When you want to get the size of all the files in a directory, the OS needs to read the directory and then lookup each file to get its size. Each access takes about 10 ms (because that's a typical seek time for a hard drive) So if you have 100,000 file it will take you about 17 minutes to get all their sizes.
The only way to speed this up is to get a faster drive. e.g. Solid State Drives have an average seek time of 0.1 ms but it would still take 10 second or more to get the size of 100K files.
BTW: The size of each file doesn't matter because it doesn't actually read the file. Only the file entry which has it s size.
EDIT: For example, if I try to get the sizes of a large directory. It is slow at first but much faster once the data is cached.
$ time du -s /usr
2911000 /usr
real 0m33.532s
user 0m0.880s
sys 0m5.190s
$ time du -s /usr
2911000 /usr
real 0m1.181s
user 0m0.300s
sys 0m0.840s
$ find /usr | wc -l
259934
The reason the look up is so fast the fist time is that the files were all installed at once and most of the information is available continuously on disk. Once the information is in memory, it takes next to no time to read the file information.
Timing FileUtils.sizeOfDirectory("/usr") take under 8.7 seconds. This is relatively slow compared with the time it takes du, but it is processing around 30K files per second.
An alterative might be to run Runtime.exec("du -s "+directory); however, this will only make a few seconds difference at most. Most of the time is likely to be spent waiting for the disk if its not in cache.
We had a similar performance problem with File.listFiles() on directories with large number of files.
Our setup was one folder with 10 subfolders each with 10,000 files.
The folder was on a network share and not on the machine running the test.
We were using a FileFilter to only accept files with known extensions or a directory so we could recourse down the directories.
Profiling revealed that about 70% of the time was spent calling File.isDirectory (which I assume Apache is calling).
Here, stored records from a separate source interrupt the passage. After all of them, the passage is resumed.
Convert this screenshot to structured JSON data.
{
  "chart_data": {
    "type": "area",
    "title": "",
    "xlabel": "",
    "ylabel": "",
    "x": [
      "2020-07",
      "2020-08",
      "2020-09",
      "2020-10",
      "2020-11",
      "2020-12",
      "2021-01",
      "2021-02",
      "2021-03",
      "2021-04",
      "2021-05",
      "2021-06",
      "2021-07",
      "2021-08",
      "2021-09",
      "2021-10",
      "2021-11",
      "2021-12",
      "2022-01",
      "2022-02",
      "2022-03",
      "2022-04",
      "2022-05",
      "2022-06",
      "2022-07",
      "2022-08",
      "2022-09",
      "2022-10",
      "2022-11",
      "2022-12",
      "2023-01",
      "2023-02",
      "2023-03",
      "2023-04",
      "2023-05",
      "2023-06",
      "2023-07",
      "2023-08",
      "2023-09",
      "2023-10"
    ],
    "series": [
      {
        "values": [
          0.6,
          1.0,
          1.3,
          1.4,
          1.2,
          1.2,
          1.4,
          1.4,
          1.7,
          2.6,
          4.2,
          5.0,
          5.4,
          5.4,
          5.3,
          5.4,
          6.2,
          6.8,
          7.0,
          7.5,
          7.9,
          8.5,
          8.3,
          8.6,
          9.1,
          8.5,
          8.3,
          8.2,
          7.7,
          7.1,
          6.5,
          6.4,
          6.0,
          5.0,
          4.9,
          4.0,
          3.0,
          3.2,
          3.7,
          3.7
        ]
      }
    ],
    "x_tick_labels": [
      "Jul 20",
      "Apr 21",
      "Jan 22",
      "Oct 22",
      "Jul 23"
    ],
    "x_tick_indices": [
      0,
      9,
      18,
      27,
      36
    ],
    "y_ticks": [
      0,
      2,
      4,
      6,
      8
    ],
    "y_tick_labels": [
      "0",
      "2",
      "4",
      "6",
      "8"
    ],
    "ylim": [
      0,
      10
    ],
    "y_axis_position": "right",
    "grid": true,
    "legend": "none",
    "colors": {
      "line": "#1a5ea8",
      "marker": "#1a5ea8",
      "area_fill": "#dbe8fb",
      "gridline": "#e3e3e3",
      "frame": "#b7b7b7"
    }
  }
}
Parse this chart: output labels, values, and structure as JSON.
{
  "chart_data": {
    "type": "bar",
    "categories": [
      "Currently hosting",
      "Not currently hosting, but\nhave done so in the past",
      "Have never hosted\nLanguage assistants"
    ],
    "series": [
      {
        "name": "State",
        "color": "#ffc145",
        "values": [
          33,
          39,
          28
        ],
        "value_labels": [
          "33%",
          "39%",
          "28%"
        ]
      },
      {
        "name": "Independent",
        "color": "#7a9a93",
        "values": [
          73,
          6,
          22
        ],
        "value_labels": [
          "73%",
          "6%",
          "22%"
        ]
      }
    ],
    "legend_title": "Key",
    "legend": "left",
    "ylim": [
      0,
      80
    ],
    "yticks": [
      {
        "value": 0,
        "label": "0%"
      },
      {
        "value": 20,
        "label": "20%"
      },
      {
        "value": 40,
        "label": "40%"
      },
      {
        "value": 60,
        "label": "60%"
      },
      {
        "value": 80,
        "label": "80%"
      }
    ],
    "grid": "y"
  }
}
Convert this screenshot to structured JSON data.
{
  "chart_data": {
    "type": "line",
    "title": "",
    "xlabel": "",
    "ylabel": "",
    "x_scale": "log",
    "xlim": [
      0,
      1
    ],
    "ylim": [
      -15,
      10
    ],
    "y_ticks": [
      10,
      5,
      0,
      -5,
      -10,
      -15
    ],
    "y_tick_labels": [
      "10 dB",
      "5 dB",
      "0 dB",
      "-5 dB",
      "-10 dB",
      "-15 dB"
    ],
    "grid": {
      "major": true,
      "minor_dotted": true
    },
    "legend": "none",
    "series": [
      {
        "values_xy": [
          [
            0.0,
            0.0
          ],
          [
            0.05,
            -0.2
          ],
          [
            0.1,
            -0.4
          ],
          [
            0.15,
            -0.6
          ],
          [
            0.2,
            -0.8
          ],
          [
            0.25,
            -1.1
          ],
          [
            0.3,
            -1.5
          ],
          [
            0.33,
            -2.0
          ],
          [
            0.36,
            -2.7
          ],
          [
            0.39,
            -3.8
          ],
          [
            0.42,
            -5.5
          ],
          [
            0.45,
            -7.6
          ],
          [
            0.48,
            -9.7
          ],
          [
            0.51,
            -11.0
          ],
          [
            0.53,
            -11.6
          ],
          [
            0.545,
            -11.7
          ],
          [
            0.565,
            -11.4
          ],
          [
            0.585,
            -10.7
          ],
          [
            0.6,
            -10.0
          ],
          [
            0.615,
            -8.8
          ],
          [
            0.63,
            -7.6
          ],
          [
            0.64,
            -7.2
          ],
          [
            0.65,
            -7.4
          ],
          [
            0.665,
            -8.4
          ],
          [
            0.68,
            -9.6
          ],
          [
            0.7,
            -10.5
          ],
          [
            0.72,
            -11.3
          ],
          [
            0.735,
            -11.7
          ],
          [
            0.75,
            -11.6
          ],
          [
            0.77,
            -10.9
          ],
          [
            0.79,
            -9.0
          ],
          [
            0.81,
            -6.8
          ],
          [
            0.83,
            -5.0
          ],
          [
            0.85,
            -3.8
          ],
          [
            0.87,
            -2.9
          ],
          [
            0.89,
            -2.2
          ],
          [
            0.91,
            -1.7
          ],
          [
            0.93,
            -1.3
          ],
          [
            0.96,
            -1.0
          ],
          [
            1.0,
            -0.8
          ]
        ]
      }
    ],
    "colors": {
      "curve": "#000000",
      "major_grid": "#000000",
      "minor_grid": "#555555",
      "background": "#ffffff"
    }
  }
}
There were two calls to isDirectory for each file (one in the filter and one in the file processing stage).
File.isDirectory was slow cause it had to hit the network share for each file.
Reversing the order of the check in the filter to check for valid name before valid directory saved a lot of time, but we still needed to call isDirectory for the recursive lookup.
My solution was to implement a version of listFiles in native code, that would return a data structure that contained all the metadata about a file instead of just the filename like File does.
This got rid of the performance problem but added a maintenance problem of having to native code maintained by Java developers (lucking we only supported one OS).
I think that you need to read the Meta-Data of a file.
Read this tutorial for more information. This might be the solution you are looking for:
http://download.oracle.com/javase/tutorial/essential/io/fileAttr.html
Answering my own question..
This is not the best solution but works in my case..
I have created a batch script to get the size of the directory and then read it in java program. It gives me less execution time when number of files in directory are more then 1L (That is always in my case).. sizeOfDirectory takes around 30255 ms and with batch script i get 1700 ms.. For less number of files batch script is costly.
I'll add to what Peter Lawrey answered and add that when a directory has a lot of files inside it (directly, not in sub dirs) - the time it takes for file.listFiles() it extremely slow (I don't have exact numbers, I know it from experience). The amount of files has to be large, several thousands if I remember correctly - if this is your case, what fileUtils will do is actually try to load all of their names at once into memory - which can be consuming.
If that is your situation - I would suggest restructuring the directory to have some sort of hierarchy that will ensure a small number of files in each sub-directory.